Group of Barrows in the Parish of Whitchurch Canonicorum

a(18) Coney's Castle, hill-fort 2 m. N.W. of the parish church, occupies the S. end of a ridge (702 ft. above O.D.). The work is of irregular plan and consists of a large and small enclosure divided from each other by a ditch with inner and outer ramparts. The whole site is protected by an encircling ditch with inner and outer ramparts, except along the west side where the precipitous natural slope and an inner rampart rendered the ditch and outer defence unnecessary. Actually very little of the inner scarp of the inner rampart remains in the larger enclosure. This is due to its partial destruction by later hedge-banks. A slight bank set back and leaving a wide berm between it and the top of the main scarp at the S.E. corner of this enclosure possibly represents a previous hedge-bank. A modern road has been constructed right through the camp and has destroyed the entrance which was apparently at the N. end, or possibly there were entrances at both ends. The smaller enclosure appears to have been an addition. A modern gravel-pit has destroyed part of the outer defences at the N. end and at the present time a quarry is still being worked in the N. half of the larger enclosure. The outer rampart on the E. has also been disturbed by a hedge-bank along its top.

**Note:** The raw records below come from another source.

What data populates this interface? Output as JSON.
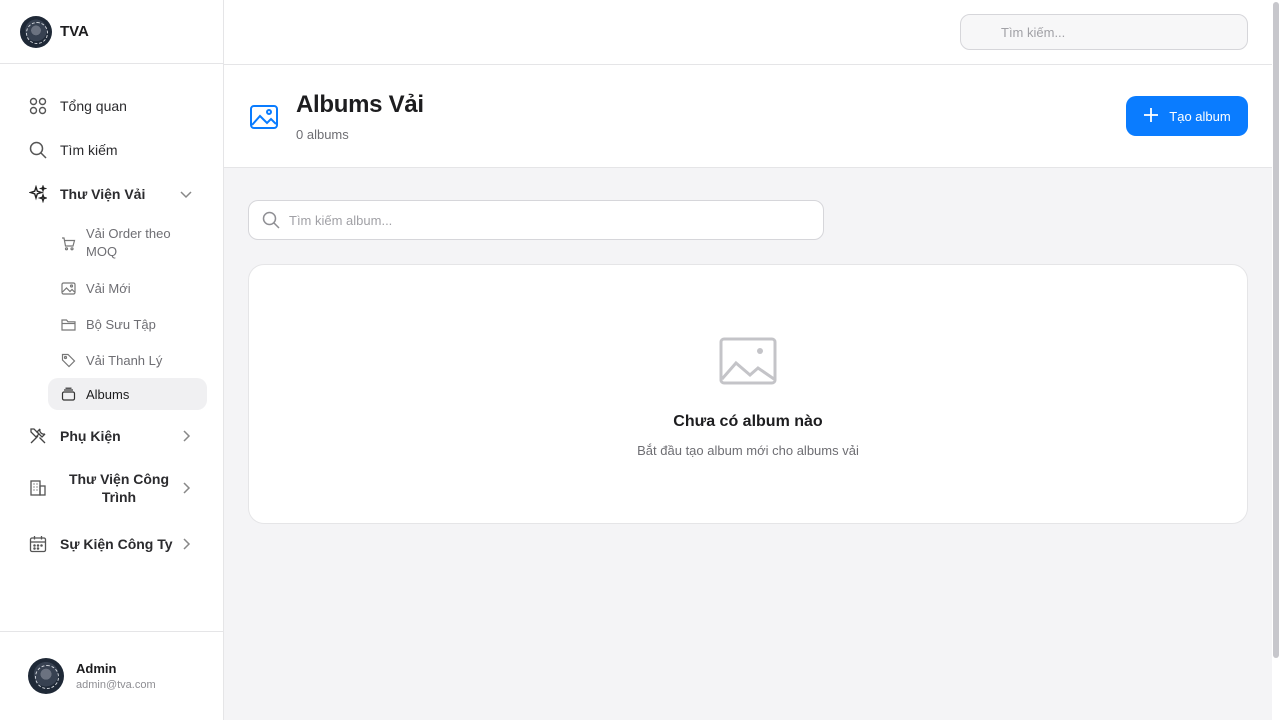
{
  "brand": {
    "name": "TVA",
    "logo_icon": "company-logo"
  },
  "sidebar": {
    "items": [
      {
        "label": "Tổng quan",
        "icon": "grid-icon"
      },
      {
        "label": "Tìm kiếm",
        "icon": "search-icon"
      },
      {
        "label": "Thư Viện Vải",
        "icon": "sparkles-icon",
        "expanded": true,
        "children": [
          {
            "label": "Vải Order theo MOQ",
            "icon": "cart-icon"
          },
          {
            "label": "Vải Mới",
            "icon": "image-icon"
          },
          {
            "label": "Bộ Sưu Tập",
            "icon": "folder-icon"
          },
          {
            "label": "Vải Thanh Lý",
            "icon": "tag-icon"
          },
          {
            "label": "Albums",
            "icon": "albums-icon",
            "active": true
          }
        ]
      },
      {
        "label": "Phụ Kiện",
        "icon": "tools-icon"
      },
      {
        "label": "Thư Viện Công Trình",
        "icon": "building-icon"
      },
      {
        "label": "Sự Kiện Công Ty",
        "icon": "calendar-icon"
      }
    ]
  },
  "user": {
    "name": "Admin",
    "email": "admin@tva.com"
  },
  "topbar": {
    "search_placeholder": "Tìm kiếm..."
  },
  "header": {
    "title": "Albums Vải",
    "count": "0 albums",
    "create_label": "Tạo album"
  },
  "content": {
    "search_placeholder": "Tìm kiếm album...",
    "empty_title": "Chưa có album nào",
    "empty_subtitle": "Bắt đầu tạo album mới cho albums vải"
  },
  "colors": {
    "accent": "#0a7cff",
    "background": "#f4f4f6"
  }
}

d(19) Barrows, on Hardown Hill ¾ m. S.E. of the church, are nine in number:—(a) a disc barrow consisting of a mound 28 ft. in diam. and about 1 ft. high with a slight encircling bank and ditch, the former 57 ft. in diam. Symmetrically disposed around it are four barrows averaging 1½ ft. high, (b) to the N.E. and 28 ft. in diam., (c) to the S.E. and 32 ft. in diam., (d) to the S.W. and 30 ft. in diam. and (e) to the N.W. and 28 ft. in diam. About 50 yards to the E. of (a) is a bowl barrow (f) 39 ft. in diam. and 2½ ft. high, (g) 12 yards to the S.E. is 22½ ft. in diam. and 2 ft. high, (h and i) are to the N. and lined with (f) at about 17 yards interval; (h) is a bowl barrow 31 ft. in diam. and 3 ft. high and (i) also a bowl barrow 49 ft. in diam. and 2½ ft. high.

In 1916 one of these barrows was excavated and found to contain a pagan Saxon burial. The objects found included an umbo, axe-heads, spear-heads and a hammer-headed brooch, all now on loan to the Dorset County Museum. (Proc. Dorset Nat. Hist. and Arch. Soc., LIII, 247–250.)